Opera Mundi: Equador e Peru: uma irmandade explosiva

Não foi apenas a insegurança que colocou em xeque o país irmão do Equador. Este componente é apenas a ponta do iceberg que a crise estrutural de uma sociedade dizimada tem pela tendência corrupta do neoliberalismo que ocorreu durante o Correísmo. O excesso de problemas econômicos, sociais e políticos que o partido no poder tenta encobrir ao “declarar guerra aos terroristas” (gangues criminosas e organizações criminosas) é a estratégia desgastada de regimes políticos que apelam à violência para garantir a sua própria sobrevivência.

As relações entre o Peru e o Equador, desde a sua independência, foram marcadas por uma complicada trama econômica, social e política que se reduziu a uma questão de delimitação de mais de 1500 km de fronteira comum. Sem negar a existência deste problema, o que o Equador enfrenta hoje mostra que a história envolve o tecido social de ambos os países. A “crise de insegurança” que abala as estruturas da sociedade equatoriana, sem dúvida, impacta o Peru como nação e não apenas nas suas fronteiras.

Os primeiros registros formais desse processo de conflito aparecem em 1910, quando, com a mediação da Argentina, do Brasil e dos Estados Unidos, ambos os países decidiram recorrer à Corte Permanente de Arbitragem Internacional, em Haia. Depois, mostrando que os problemas não estavam resolvidos, em 1936 decidiram recorrer ao Tribunal Permanente de Justiça Internacional. Nenhum destes esforços conseguiu evitar o conflito bélico de 1941, que deixou uma ferida profunda entre os dois países, apesar de o Protocolo do Rio de Janeiro de 1942 ter estabelecido “definitivamente” os seus limites territoriais, o que, infelizmente, o Equador nunca admitiu plenamente.
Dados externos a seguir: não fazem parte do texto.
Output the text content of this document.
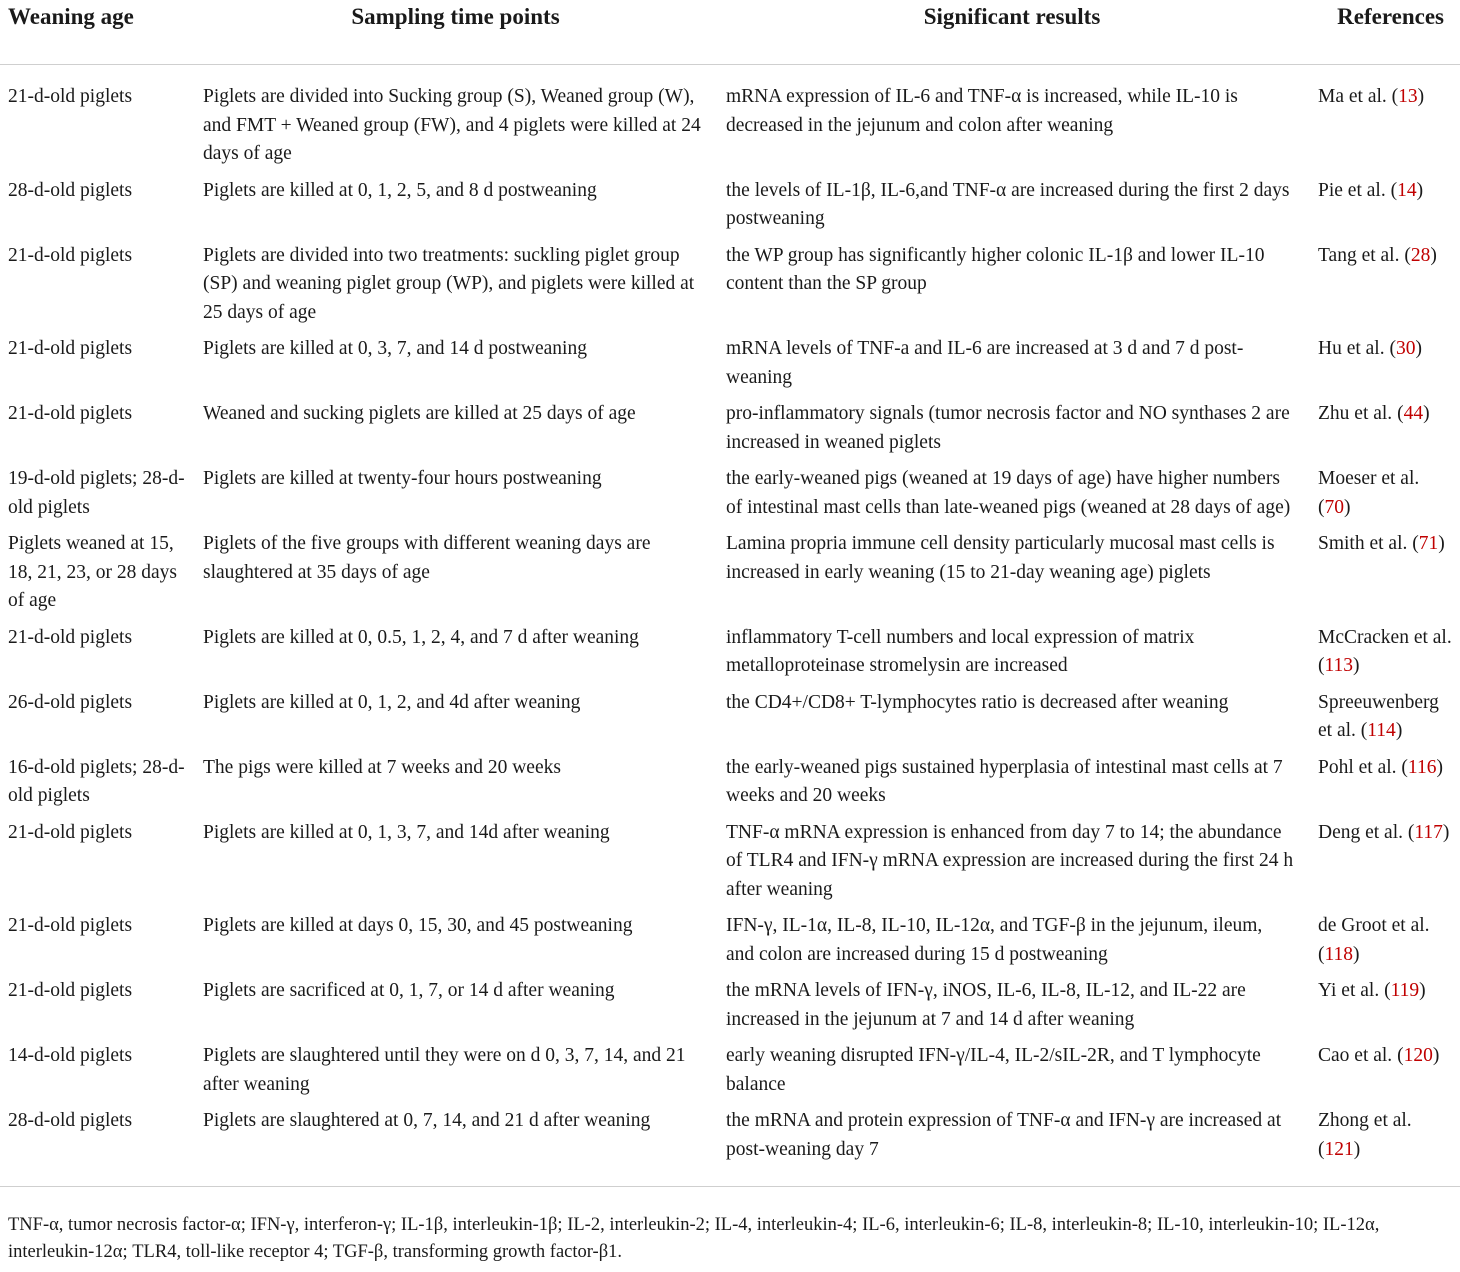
Weaning age	Sampling time points	Significant results	References
21-d-old piglets	Piglets are divided into Sucking group (S), Weaned group (W), and FMT + Weaned group (FW), and 4 piglets were killed at 24 days of age	mRNA expression of IL-6 and TNF-α is increased, while IL-10 is decreased in the jejunum and colon after weaning	Ma et al. (13)
28-d-old piglets	Piglets are killed at 0, 1, 2, 5, and 8 d postweaning	the levels of IL-1β, IL-6,and TNF-α are increased during the first 2 days postweaning	Pie et al. (14)
21-d-old piglets	Piglets are divided into two treatments: suckling piglet group (SP) and weaning piglet group (WP), and piglets were killed at 25 days of age	the WP group has significantly higher colonic IL-1β and lower IL-10 content than the SP group	Tang et al. (28)
21-d-old piglets	Piglets are killed at 0, 3, 7, and 14 d postweaning	mRNA levels of TNF-a and IL-6 are increased at 3 d and 7 d post-weaning	Hu et al. (30)
21-d-old piglets	Weaned and sucking piglets are killed at 25 days of age	pro-inflammatory signals (tumor necrosis factor and NO synthases 2 are increased in weaned piglets	Zhu et al. (44)
19-d-old piglets; 28-d-old piglets	Piglets are killed at twenty-four hours postweaning	the early-weaned pigs (weaned at 19 days of age) have higher numbers of intestinal mast cells than late-weaned pigs (weaned at 28 days of age)	Moeser et al. (70)
Piglets weaned at 15, 18, 21, 23, or 28 days of age	Piglets of the five groups with different weaning days are slaughtered at 35 days of age	Lamina propria immune cell density particularly mucosal mast cells is increased in early weaning (15 to 21-day weaning age) piglets	Smith et al. (71)
21-d-old piglets	Piglets are killed at 0, 0.5, 1, 2, 4, and 7 d after weaning	inflammatory T-cell numbers and local expression of matrix metalloproteinase stromelysin are increased	McCracken et al. (113)
26-d-old piglets	Piglets are killed at 0, 1, 2, and 4d after weaning	the CD4+/CD8+ T-lymphocytes ratio is decreased after weaning	Spreeuwenberg et al. (114)
16-d-old piglets; 28-d-old piglets	The pigs were killed at 7 weeks and 20 weeks	the early-weaned pigs sustained hyperplasia of intestinal mast cells at 7 weeks and 20 weeks	Pohl et al. (116)
21-d-old piglets	Piglets are killed at 0, 1, 3, 7, and 14d after weaning	TNF-α mRNA expression is enhanced from day 7 to 14; the abundance of TLR4 and IFN-γ mRNA expression are increased during the first 24 h after weaning	Deng et al. (117)
21-d-old piglets	Piglets are killed at days 0, 15, 30, and 45 postweaning	IFN-γ, IL-1α, IL-8, IL-10, IL-12α, and TGF-β in the jejunum, ileum, and colon are increased during 15 d postweaning	de Groot et al. (118)
21-d-old piglets	Piglets are sacrificed at 0, 1, 7, or 14 d after weaning	the mRNA levels of IFN-γ, iNOS, IL-6, IL-8, IL-12, and IL-22 are increased in the jejunum at 7 and 14 d after weaning	Yi et al. (119)
14-d-old piglets	Piglets are slaughtered until they were on d 0, 3, 7, 14, and 21 after weaning	early weaning disrupted IFN-γ/IL-4, IL-2/sIL-2R, and T lymphocyte balance	Cao et al. (120)
28-d-old piglets	Piglets are slaughtered at 0, 7, 14, and 21 d after weaning	the mRNA and protein expression of TNF-α and IFN-γ are increased at post-weaning day 7	Zhong et al. (121)
TNF-α, tumor necrosis factor-α; IFN-γ, interferon-γ; IL-1β, interleukin-1β; IL-2, interleukin-2; IL-4, interleukin-4; IL-6, interleukin-6; IL-8, interleukin-8; IL-10, interleukin-10; IL-12α, interleukin-12α; TLR4, toll-like receptor 4; TGF-β, transforming growth factor-β1.
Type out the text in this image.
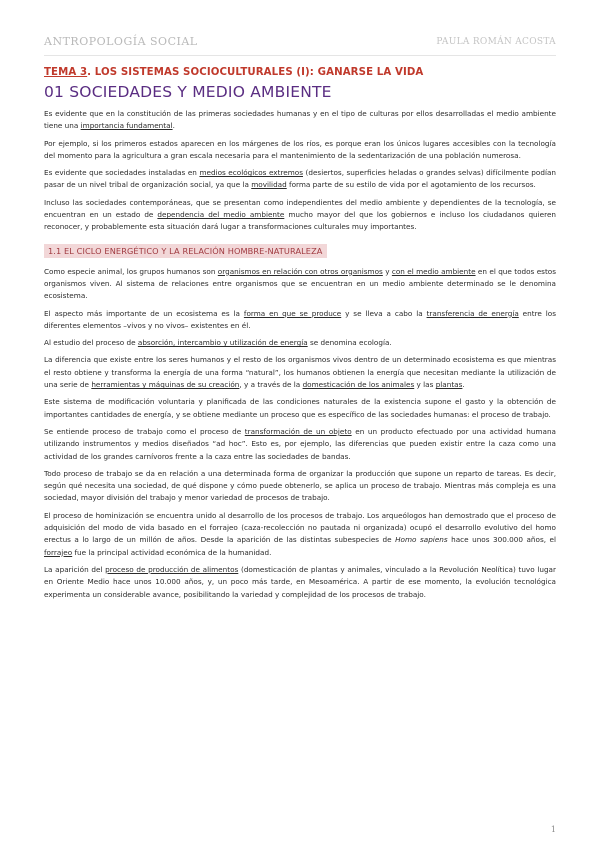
ANTROPOLOGÍA SOCIAL	PAULA ROMÁN ACOSTA
TEMA 3. LOS SISTEMAS SOCIOCULTURALES (I): GANARSE LA VIDA
01 SOCIEDADES Y MEDIO AMBIENTE

Es evidente que en la constitución de las primeras sociedades humanas y en el tipo de culturas por ellos desarrolladas el medio ambiente tiene una importancia fundamental.

Por ejemplo, si los primeros estados aparecen en los márgenes de los ríos, es porque eran los únicos lugares accesibles con la tecnología del momento para la agricultura a gran escala necesaria para el mantenimiento de la sedentarización de una población numerosa.

Es evidente que sociedades instaladas en medios ecológicos extremos (desiertos, superficies heladas o grandes selvas) difícilmente podían pasar de un nivel tribal de organización social, ya que la movilidad forma parte de su estilo de vida por el agotamiento de los recursos.

Incluso las sociedades contemporáneas, que se presentan como independientes del medio ambiente y dependientes de la tecnología, se encuentran en un estado de dependencia del medio ambiente mucho mayor del que los gobiernos e incluso los ciudadanos quieren reconocer, y probablemente esta situación dará lugar a transformaciones culturales muy importantes.

1.1 EL CICLO ENERGÉTICO Y LA RELACIÓN HOMBRE-NATURALEZA

Como especie animal, los grupos humanos son organismos en relación con otros organismos y con el medio ambiente en el que todos estos organismos viven. Al sistema de relaciones entre organismos que se encuentran en un medio ambiente determinado se le denomina ecosistema.

El aspecto más importante de un ecosistema es la forma en que se produce y se lleva a cabo la transferencia de energía entre los diferentes elementos –vivos y no vivos– existentes en él.

Al estudio del proceso de absorción, intercambio y utilización de energía se denomina ecología.

La diferencia que existe entre los seres humanos y el resto de los organismos vivos dentro de un determinado ecosistema es que mientras el resto obtiene y transforma la energía de una forma “natural”, los humanos obtienen la energía que necesitan mediante la utilización de una serie de herramientas y máquinas de su creación, y a través de la domesticación de los animales y las plantas.

Este sistema de modificación voluntaria y planificada de las condiciones naturales de la existencia supone el gasto y la obtención de importantes cantidades de energía, y se obtiene mediante un proceso que es específico de las sociedades humanas: el proceso de trabajo.

Se entiende proceso de trabajo como el proceso de transformación de un objeto en un producto efectuado por una actividad humana utilizando instrumentos y medios diseñados “ad hoc”. Esto es, por ejemplo, las diferencias que pueden existir entre la caza como una actividad de los grandes carnívoros frente a la caza entre las sociedades de bandas.

Todo proceso de trabajo se da en relación a una determinada forma de organizar la producción que supone un reparto de tareas. Es decir, según qué necesita una sociedad, de qué dispone y cómo puede obtenerlo, se aplica un proceso de trabajo. Mientras más compleja es una sociedad, mayor división del trabajo y menor variedad de procesos de trabajo.

El proceso de hominización se encuentra unido al desarrollo de los procesos de trabajo. Los arqueólogos han demostrado que el proceso de adquisición del modo de vida basado en el forrajeo (caza-recolección no pautada ni organizada) ocupó el desarrollo evolutivo del homo erectus a lo largo de un millón de años. Desde la aparición de las distintas subespecies de Homo sapiens hace unos 300.000 años, el forrajeo fue la principal actividad económica de la humanidad.

La aparición del proceso de producción de alimentos (domesticación de plantas y animales, vinculado a la Revolución Neolítica) tuvo lugar en Oriente Medio hace unos 10.000 años, y, un poco más tarde, en Mesoamérica. A partir de ese momento, la evolución tecnológica experimenta un considerable avance, posibilitando la variedad y complejidad de los procesos de trabajo.

1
Em 1998, sob os presidentes Fujimori (Peru) e Mahuad (Equador), após uma série de escaramuças entre cidadãos e policiais de ambos os países nos anos anteriores, assinaram o Protocolo de Paz, Amizade e Limites do Rio de Janeiro, com a esperança de de pôr fim àquela relação conflituosa que parecia ter apenas conteúdo fronteiriço. O acordo, porém, além de estabelecer bases técnicas para a questão das delimitações pendentes, redefiniu as relações entre os dois países, tornando-os “parceiros estratégicos” na promoção do desenvolvimento binacional.

Mais uma vez, porém, o reducionismo prevaleceu no conteúdo e no âmbito do Acordo de Paz. Perdeu-se a oportunidade, mais uma vez, de ver a profundidade dos problemas de ambos os países que, tendo as suas zonas fronteiriças como espaço privilegiado de operações, foram vítimas de gangues criminosas e de traficantes de drogas e armas que faziam o seu trabalho. Este controle territorial e institucional do crime organizado remonta à década de 80 do século passado. A “delimitação fronteiriça” tornou-se, dada a conveniente cegueira de ambos os governos, um álibi que escondia problemas de tal magnitude que transcendiam a zona fronteiriça. Entre eles:

  • Tráfico de drogas. Numa fronteira tão silvestre e extensa como a peruana-equatoriana, a existência de mais de 80 travessias ilegais (2023) não deveria ser uma surpresa. O que deveria surpreender é a falta de eficácia (ou permissividade) da interdição por parte dos governos dos dois países. Esta “ineficiência” é muito mais estranha quando se trata do conhecimento público da presença de gangues que, desde as “embaixadas” do Cartel de Sinaloa nos dois países, passando pelos “Choneros” e “Tiguerones” (traficantes de drogas), até os Tren de Aragua (uma gangue criminosa venezuelana com alcance internacional) e outras gangues operam impunemente em ambos os países. As principais culturas que estas máfias incentivam são a coca, a papoila e a marijuana cujo destino, depois de processados, são os EUA e a Europa.
  • Mineração ilegal. Problema antigo que envolve os dois países. Tão lucrativos quanto as drogas, cujos operadores dariam literalmente a vida. A sua exploração concentra-se principalmente nos rios transfronteiriços que sustentam a biodiversidade da área, embora existam também sumidouros com impactos nocivos semelhantes. A mineração ilegal e informal de ouro é uma atividade muito atrativa devido aos seus preços em constante aumento no mercado internacional. Isto continuará enquanto não tiverem alternativas de emprego. As vítimas, como sempre, são as populações nativas da Cordilheira do Condor e do Cenepa, onde vivem os Wampis e os Aguajum, dos dois lados da fronteira. O processo de exploração e comercialização de ouro ilegal tem ligações com o tráfico de drogas, trabalho infantil, tráfico de seres humanos, assassinatos por encomenda, etc.